Review: TOWERS OF MIDNIGHT overcomes Middle Book Syndrome

Towers of Midnight is the thirteenth and penultimate book in Robert Jordan’s The Wheel of Time series. I’ve been reading this series off and on for about six years. It took me some time to get through this book, primarily because I wanted to savor it, rather than rush through it to get to the end. That was a wise decision.

I consider this installment a “middle” book for two reasons.

  1. The Gathering Storm (book 12), Towers of Midnight (book 13), and A Memory of Light (book 14) are very clearly the final act in this sprawling series, narratively.
  2. They are also the final act in their production. Sanderson worked with the editor, Jordan’s widow, to split the final act into three books, and produced these three volumes.

This review contains spoilers for this book and those preceding it in The Wheel of Time.

So when I say that Towers of Midnight overcomes Middle Book Syndrome, I really mean that as a transitionary book to build to the climax that is surely waiting in A Memory of Light, this book succeeds.

Towers of Midnight is a compelling read jam-packed with fascinating plot lines centered around our main characters, especially Mat and Perrin, but also Elayne and Egwene. Other staple characters like Faile, Nynaeve, Lan, Galad and Gawyn also build towards a rich narrative.

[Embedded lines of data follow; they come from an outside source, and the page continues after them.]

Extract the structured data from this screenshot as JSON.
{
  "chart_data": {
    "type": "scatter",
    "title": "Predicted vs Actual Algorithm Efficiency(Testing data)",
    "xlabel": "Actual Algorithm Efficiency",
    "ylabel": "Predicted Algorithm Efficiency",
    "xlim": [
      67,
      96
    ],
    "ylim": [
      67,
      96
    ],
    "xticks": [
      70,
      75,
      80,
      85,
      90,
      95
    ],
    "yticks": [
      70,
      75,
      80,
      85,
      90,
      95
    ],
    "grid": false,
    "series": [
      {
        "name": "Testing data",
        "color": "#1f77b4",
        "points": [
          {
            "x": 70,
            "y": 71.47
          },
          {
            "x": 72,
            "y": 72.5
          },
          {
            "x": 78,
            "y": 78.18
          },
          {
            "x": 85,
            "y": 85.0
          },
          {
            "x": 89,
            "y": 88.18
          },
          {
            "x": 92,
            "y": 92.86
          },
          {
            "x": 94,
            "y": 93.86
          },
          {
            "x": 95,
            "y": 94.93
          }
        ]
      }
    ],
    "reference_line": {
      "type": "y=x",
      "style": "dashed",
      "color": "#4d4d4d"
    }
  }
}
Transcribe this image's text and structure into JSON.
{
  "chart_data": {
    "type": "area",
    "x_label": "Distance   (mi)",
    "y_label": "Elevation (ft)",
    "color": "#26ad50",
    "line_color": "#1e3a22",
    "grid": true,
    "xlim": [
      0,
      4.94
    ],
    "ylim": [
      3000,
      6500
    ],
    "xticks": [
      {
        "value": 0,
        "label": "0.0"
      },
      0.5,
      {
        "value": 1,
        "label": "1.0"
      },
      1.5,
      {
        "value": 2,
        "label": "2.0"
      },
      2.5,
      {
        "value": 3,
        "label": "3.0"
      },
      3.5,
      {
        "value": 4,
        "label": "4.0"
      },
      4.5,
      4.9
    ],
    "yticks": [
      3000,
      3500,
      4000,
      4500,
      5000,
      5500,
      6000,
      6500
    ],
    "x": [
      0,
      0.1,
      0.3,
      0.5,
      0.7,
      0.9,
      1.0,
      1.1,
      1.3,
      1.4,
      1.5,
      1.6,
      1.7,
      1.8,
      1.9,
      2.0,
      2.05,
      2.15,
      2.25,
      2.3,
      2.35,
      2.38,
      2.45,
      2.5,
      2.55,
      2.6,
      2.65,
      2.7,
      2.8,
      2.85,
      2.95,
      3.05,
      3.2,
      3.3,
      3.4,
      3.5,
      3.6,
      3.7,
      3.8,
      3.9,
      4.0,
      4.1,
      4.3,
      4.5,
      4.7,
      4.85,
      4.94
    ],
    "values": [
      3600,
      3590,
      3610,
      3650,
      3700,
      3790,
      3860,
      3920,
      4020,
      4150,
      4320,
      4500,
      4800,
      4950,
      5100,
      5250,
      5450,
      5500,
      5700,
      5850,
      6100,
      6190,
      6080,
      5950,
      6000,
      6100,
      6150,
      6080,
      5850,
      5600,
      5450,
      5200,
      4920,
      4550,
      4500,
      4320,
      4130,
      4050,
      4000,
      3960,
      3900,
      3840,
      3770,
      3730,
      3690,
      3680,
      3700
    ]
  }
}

It is very much a middle book in that these plot lines serve to close out long-running narrative threads, such as Perrin’s rise to leadership, Mat’s shifting focus back towards Rand and the Last Battle, Egwene’s cementing of her power as Amyrlin, and Elayne’s marshaling of power around her throne in Caemlyn.

These characters are shifting, slowly and inexorably, towards the Last Battle. In doing so, Towers of Midnight necessarily takes on the hefty task of transitioning the characters, all of the hundreds of characters, and the reader into Tarmon Gaidon.

That’s not to say that A Memory of Light opens with the Last Battle and is one massive compendium of fighting. (I’m a few pages in and can confirm this is not the case.) But after 13 novels of ever-increasing length and complexity, everyone is facing the same direction: towards The End.

Some sections of the book drag a bit — Perrin’s training in the wolf dream with Hopper and his inevitable face-off with Slayer took me a bit to get through, both because of the tension that had been built and because I wanted to get past it. Still, I understood in the moment that his realization and acceptance of his true self was necessary to Perrin’s facing of the Whitecloaks.

Overall, though, Sanderson churns through these plot lines and still manages to provide some surprises, some poignant moments, and some clean breaks with narrative threads that would no longer serve the end of this series.

After the numerous books I struggled to get through, or even to understand at points because they were so weighed down with characters about whom I could not bring myself to care, I’m honestly still a little awestruck at how neatly Towers of Midnight, and The Gathering Storm before it, have brought us to this point.

Like I said, I’ve already started A Memory of Light. I’m thrilled and simultaneously reluctant to get to the end of this series. That, I think, is testament enough to its storytelling power.